The main policy of the federal government for the climate area is the National Policy on Climate Change (PNMC), established by Law No. 12,187 of 2009, and is being updated with a new version due very shortly. This policy was a milestone in Brazilian environmental legislation. Among other innovations, the PNMC incorporated the voluntary goals of Nationally Appropriate Mitigation Actions (NAMAs) and determined the creation of a set of political and economic instruments to achieve them.
The PNMC determined the creation of Sectoral Plans to internalize and consolidate the mitigation objectives in the agricultural, industrial, energy, transport policy, etc. The Sectoral Plans had a varied institutionalization, as well as suffered limited budget resources for carrying out actions and projects.
The effectiveness of the PNMC can be monitored, among other metrics, by the evolution of greenhouse gas emissions listed in the National Inventory of emissions, in addition to the various sectorial emissions reports.
According to Brazil’s Fourth Biennial Update Report (BUR4, 2019) to the UNFCCC, in 2016, total greenhouse gas emissions were 1.30 billion tons of CO2 equivalent, after having reached a level of 3 .45 billion in 2004, which represents a 60% reduction in emissions. The main factor for the success of the emission mitigation initiatives was the fight against illegal deforestation in the Amazon.
Emissions from the Land Use, Land Use Change and Forestry (deforestation) – LULUCF sector, which accounted for almost 60% of Brazil’s total emissions in 1990, had their relative share reduced to less than 25% in 2016. In this sense, the increase in illegal deforestation in recent years constitutes one of the main pressures for increasing national emissions. In 2016, the LULUCF sector showed an increase in anthropogenic GHG emissions, reaching 290,867 GgCO2e. This number represents an increase compared to 2015 and a regression considering that the emissions curve had been decreasing.
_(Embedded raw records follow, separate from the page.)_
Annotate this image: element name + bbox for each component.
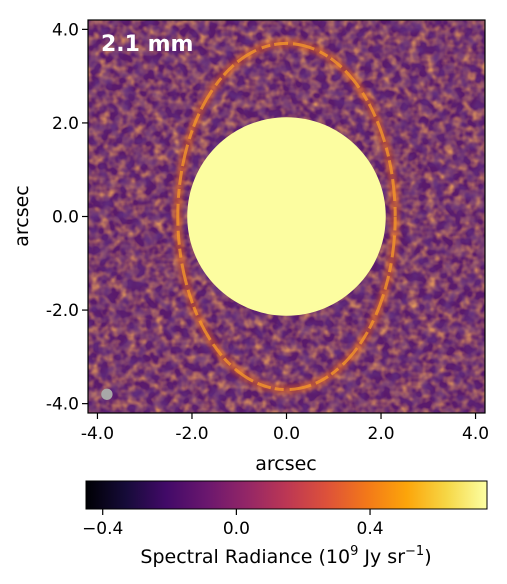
colorbar-ticks: −0.4 0.0 0.4	[82, 509, 384, 539]
y-axis-label: arcsec	[11, 185, 33, 247]
colorbar	[85, 480, 488, 510]
colorbar-tick-label: −0.4	[82, 519, 123, 539]
x-tick-label: 4.0	[462, 424, 489, 444]
image-panel	[88, 20, 485, 413]
y-tick-label: -4.0	[46, 395, 79, 415]
y-tick-label: 2.0	[52, 114, 79, 134]
ring-core	[176, 41, 397, 392]
x-tick-label: -2.0	[175, 424, 208, 444]
colorbar-tick-label: 0.4	[357, 519, 384, 539]
x-tick-label: 2.0	[368, 424, 395, 444]
colorbar-label-mid: Jy sr	[358, 546, 405, 568]
colorbar-label-end: )	[424, 546, 431, 568]
y-tick-label: 0.0	[52, 208, 79, 228]
colorbar-label: Spectral Radiance (109 Jy sr−1)	[140, 544, 431, 568]
colorbar-label-exp2: −1	[405, 544, 424, 559]
beam-ellipse	[101, 388, 113, 400]
x-axis-ticks: -4.0 -2.0 0.0 2.0 4.0	[81, 413, 489, 444]
panel-label: 2.1 mm	[101, 32, 193, 57]
x-tick-label: -4.0	[81, 424, 114, 444]
y-tick-label: -2.0	[46, 301, 79, 321]
central-mask-disk	[187, 117, 386, 316]
colorbar-label-exp1: 9	[350, 544, 358, 559]
colorbar-tick-label: 0.0	[223, 519, 250, 539]
colorbar-label-main: Spectral Radiance (10	[140, 546, 350, 568]
y-tick-label: 4.0	[52, 20, 79, 40]
x-tick-label: 0.0	[273, 424, 300, 444]
x-axis-label: arcsec	[255, 453, 317, 475]
y-axis-ticks: -4.0 -2.0 0.0 2.0 4.0	[46, 20, 88, 415]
- Zero illegal deforestation in Brazil.
- Decrease direct emissions from agriculture.
- Decrease emissions from the energy sector.
- Reduce GHG emissions from the waste sector and sanitary sewage.
Brazil faces new challenges to contribute to global efforts for net GHG reductions, as indicated in its submitted Nationally Determined Commitment (NDC) in 2015 and updated in 2020, and which indicates a reduction of 37% in net emissions compared to those in 2005, until 2025, and 43%, also compared to emissions in 2005, until 2030.
On the focus of the SCF initiative, the NDA is currently in the process of updating its country program to the GCF with consultations to several national stakeholders and identifying a series of projects for the Country Program pipeline. In this pipeline some projects have a national focus, but with local pilots.
- Nature-based Solutions
- Renewable energy and energy efficiency
- Waste and sanitation management
- Regenerative agriculture
More specifically, training can focus on:
- Public-private partnerships
- Design and development of impact and bankable infrastructure projects
- Design and development of impact and bankable agriculture projects.
- Photovoltaic plants floating in hydroelectric reservoirs (UFF) are potentially an attractive way to meet the growing demand for energy and the goals of the Brazilian NDC.
- The insertion of solar energy plants in the artificial reservoirs of hydroelectric plants (UHEs) can bring an optimization of combined generation using the implemented infrastructure (transmission lines, operational personnel etc.).
- The energy use of waste (conservation, production and electricity generation)
- Development of policies and regulations that encourage the production and use of biogas and its co-products;
- Improving financial instruments and facilitating access to credit for biogas and biomethane projects;
- Development and implementation of a digital platform for dissemination of project results, communication actions and development of digital tools generated by the project or partners;
- Support to rural producers, cooperatives and agribusinesses in the assessment and implementation of biogas projects;
- Identification and Implementation of Pilot Units with sustainable business models for biogas in five regions in Brazil.
- Encourage family farmers to use more sustainable practices like agroforestry systems and technologies with lower levels of carbon emissions;
- Facilitate access and integration of producers to the market;
- Develop actions that promote food and nutritional security for family farmers;
- Strengthen the national system of technical assistance and rural extension (Ater) to increase the number of family farmers served.
- Provision of database and information for the country’s SCF profile (17 August 2021)
- Brazil SCF National Consultations (18 October 2021)
- Project proposal submission for consideration by SCF (19 November 2021).